In one sense it’s like this lipstick, moving up the front of the building. The red is an acknowledgement of London buses and also a contrast to the concrete building. It was intended to not be a subtle thing!

You initially made your name with Area, New York City’s most memorable nightclub of the 80s. Might we find some of that kooky Area spirit here?

Area was definitely a learning ground and a great creative outlet that was always changing. Though it feels like a lifetime ago! In the first Standard hotel I did in Hollywood, there was a definite homage to Area—but I was getting too involved in the curating of performances in it, and all of that stuff. Then I realized, you know, you really have to let go—because you’re not actually running the place yourself, you are designing it. But, I would say there’s one element of The Standard, London that would relate to Area—it’s the townhouse that’s going to be inside there. That’ll probably be the last thing to be opened within the hotel. You can rent it, the same as you would rent a room, but it can also be used as a space for functions and events. The way that it’s been designed and conceived is so that it’s like a two-bedroom, two level, split residence—with two bathrooms and a kitchen and everything like that. And you can enter it through the wardrobe—almost like a secret entrance. And the intent of that, from my point of view, is that it really feels like you’re in somebody’s house at a party—my idea was literally to even have clothes in the closet—and there will be this very exclusive, limited amount of people in there, and it has a terrace. I think that will definitely be the closest relationship to Area, in the way that we’re creating an interactive set for people.

Your design philosophy is very much about enabling human interaction, right?

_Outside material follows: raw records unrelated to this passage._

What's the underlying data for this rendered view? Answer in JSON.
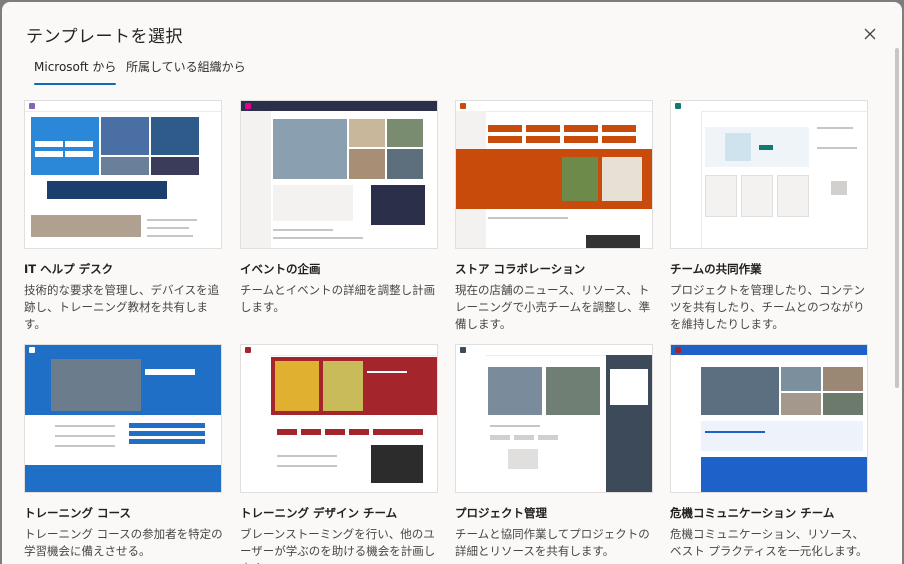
{
  "dialog": {
    "title": "テンプレートを選択",
    "tabs": [
      {
        "label": "Microsoft から",
        "active": true
      },
      {
        "label": "所属している組織から",
        "active": false
      }
    ]
  },
  "templates": [
    {
      "title": "IT ヘルプ デスク",
      "desc": "技術的な要求を管理し、デバイスを追跡し、トレーニング教材を共有します。"
    },
    {
      "title": "イベントの企画",
      "desc": "チームとイベントの詳細を調整し計画します。"
    },
    {
      "title": "ストア コラボレーション",
      "desc": "現在の店舗のニュース、リソース、トレーニングで小売チームを調整し、準備します。"
    },
    {
      "title": "チームの共同作業",
      "desc": "プロジェクトを管理したり、コンテンツを共有したり、チームとのつながりを維持したりします。"
    },
    {
      "title": "トレーニング コース",
      "desc": "トレーニング コースの参加者を特定の学習機会に備えさせる。"
    },
    {
      "title": "トレーニング デザイン チーム",
      "desc": "ブレーンストーミングを行い、他のユーザーが学ぶのを助ける機会を計画します。"
    },
    {
      "title": "プロジェクト管理",
      "desc": "チームと協同作業してプロジェクトの詳細とリソースを共有します。"
    },
    {
      "title": "危機コミュニケーション チーム",
      "desc": "危機コミュニケーション、リソース、ベスト プラクティスを一元化します。"
    }
  ],
  "colors": {
    "accent": "#0f6cbd",
    "it_blue": "#2b88d8",
    "event_navy": "#2c2f4a",
    "store_orange": "#c84b0b",
    "team_teal": "#0e7a70",
    "training_blue": "#1f6fc7",
    "design_red": "#a4262c",
    "project_slate": "#3c4a5a",
    "crisis_blue": "#1e61c9"
  },
  "icons": {
    "close": "close-icon"
  }
}
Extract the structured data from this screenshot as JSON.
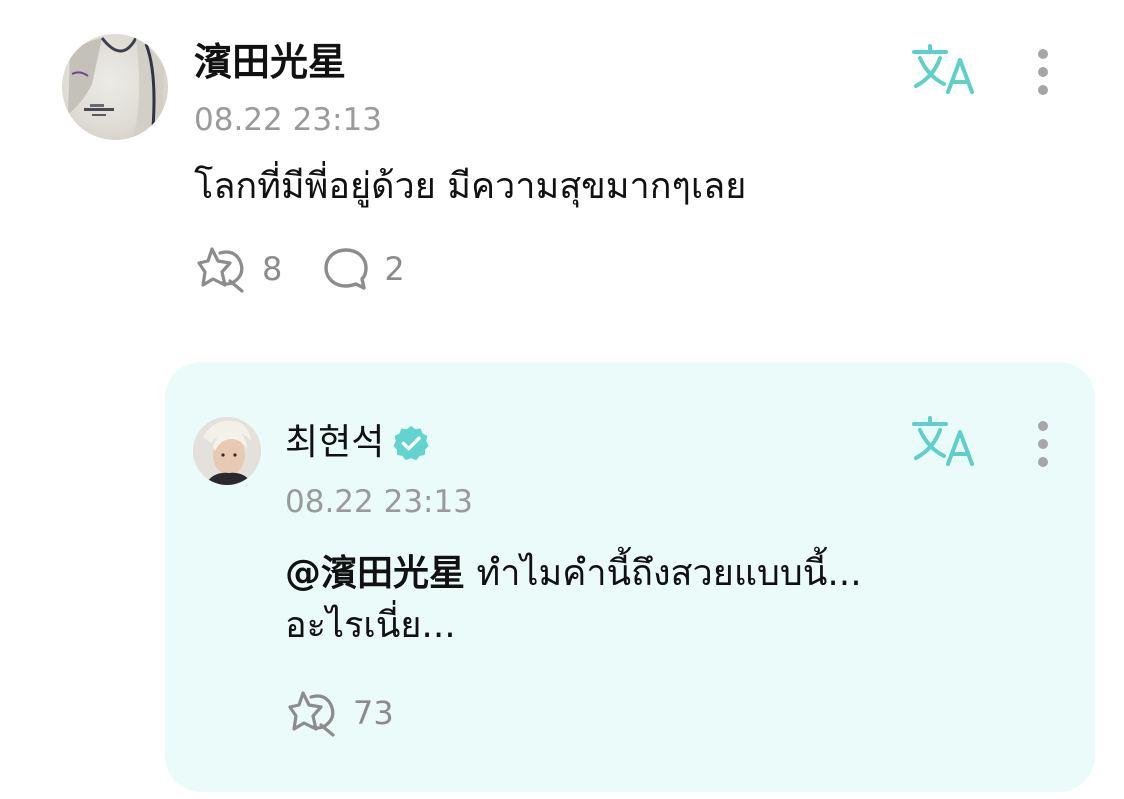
{
  "comment": {
    "username": "濱田光星",
    "timestamp": "08.22 23:13",
    "body": "โลกที่มีพี่อยู่ด้วย มีความสุขมากๆเลย",
    "reactions_count": "8",
    "replies_count": "2",
    "icons": {
      "translate": "translate-icon",
      "more": "more-vertical-icon",
      "reaction": "sparkle-reaction-icon",
      "reply": "speech-bubble-icon"
    }
  },
  "reply": {
    "username": "최현석",
    "verified": true,
    "timestamp": "08.22 23:13",
    "mention": "@濱田光星",
    "body_line1": "ทำไมคำนี้ถึงสวยแบบนี้...",
    "body_line2": "อะไรเนี่ย...",
    "reactions_count": "73",
    "icons": {
      "translate": "translate-icon",
      "more": "more-vertical-icon",
      "reaction": "sparkle-reaction-icon",
      "verified": "verified-badge-icon"
    }
  },
  "colors": {
    "accent": "#5ecfc9",
    "verified": "#62d3cf",
    "reply_background": "#eafbf9",
    "muted_text": "#9a9a9a",
    "icon_gray": "#8c8c8c",
    "text": "#111111"
  }
}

That’s why you design public spaces. Restaurants, hotels and bars are designed for people to be in them. They are not just meant to be a visual thing, except a background. It’s the people that actually make the place. A mix of people. It’s an organic thing, you don’t quite know how people are going to interact or respond. You can direct them up to a point. I always find it interesting to see how they do respond. Just like with a hotel room—for me, it’s more about function than aesthetics. I’ve often said, I almost start to design a hotel as though it’s for a blind person, in a sense. How does the hotel work? Everything else is, like, added on to that…

So, a mix of function and fun is important?

Yeah. Like, on the eight floor we have these outside terraces, with outdoor bath tubs, which are meant to be used a little like a hot tub. They’re not full all the time, you fill them like you would fill a soaking tub. And I thought that was kind of nuts… in London, who’s going to want to sit outside in a bathtub?! But, in California, it’s nice to take hot tubs in the rain. It’ll be interesting to see how people respond to that and how they use it because it’s not, like, entirely private, even though there is a curtain. But that’s also part of The Standard brand; to be a little bit exhibitionist in a sense. Not to an extreme, but just to be playful and not be so shy!